Le rapport de l'ARS, qui devrait être connu très prochainement, sera remis à la procureure de Colmar. "On va enfin savoir où le Samu a péché, ou pas, s’il y a eu un problème de dysfonctionnement. En tout cas, le peu que j’ai écouté sur la bande audio m’incite à penser que quelque chose n’a pas fonctionné. Quand par exemple le colocataire dit à l’opérateur "il y a urgence, il a des douleurs au ventre, il a une indigestion, il faut venir le chercher", ce à quoi l’opérateur répond, "les urgences ne sont pas forcément la place la plus adaptée pour une indigestion", c'est un discours culpabilisant qu'il n'a pas à tenir."En fond sonore, sur la bande audio, on entend mon frère gémir
Des manquements graves de la part du centre ?

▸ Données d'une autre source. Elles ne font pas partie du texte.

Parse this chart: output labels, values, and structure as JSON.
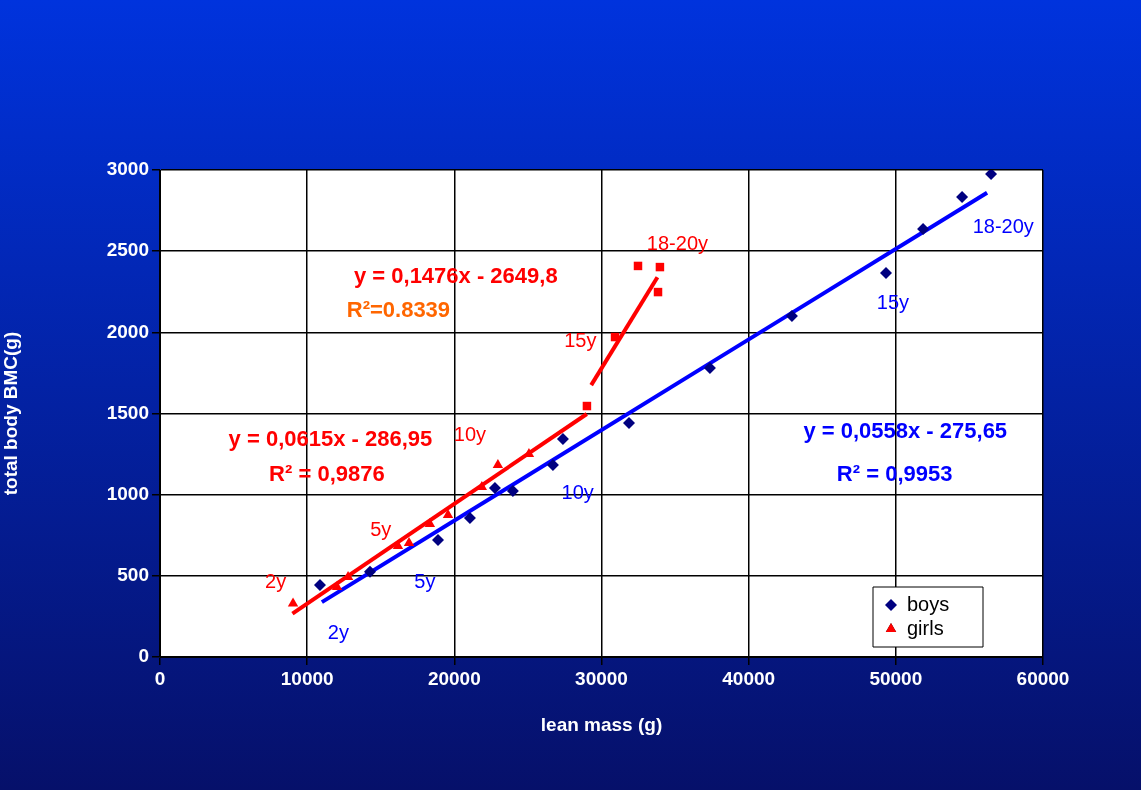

Le samedi matin, à partir de 10 heures, les médecins ont fini leur garde, à Colmar. De plus, dans cette ville, il n'y a pas de SOS médecin comme à Mulhouse ou Strasbourg. "Quand l'opérateur dit "il n’y aura pas de médecin de garde qui viendra un samedi matin", il lui propose d’appeler le médecin traitant mais ne s'inquiète pas de savoir s'il a un moyen de transport". En fait, ni Joël, ni son colocataire n'ont de voiture et ne peuvent donc se déplacer pour aller voir un médecin. Noël déplore que la question n'ait pas été posée. "L’ARS a pointé avec moi ce manquement à l'obligation du centre. Je l’ai indiqué au moment de ma plainte du 16 septembre auprès de la procureure de la république."Noël Richart dit avoir confiance dans la justice. "Si j’entreprends toutes ces démarches, c’est parce que je ne veux pas que mon frère soit parti dans l’indifférence totale. Et que justice lui soit rendue".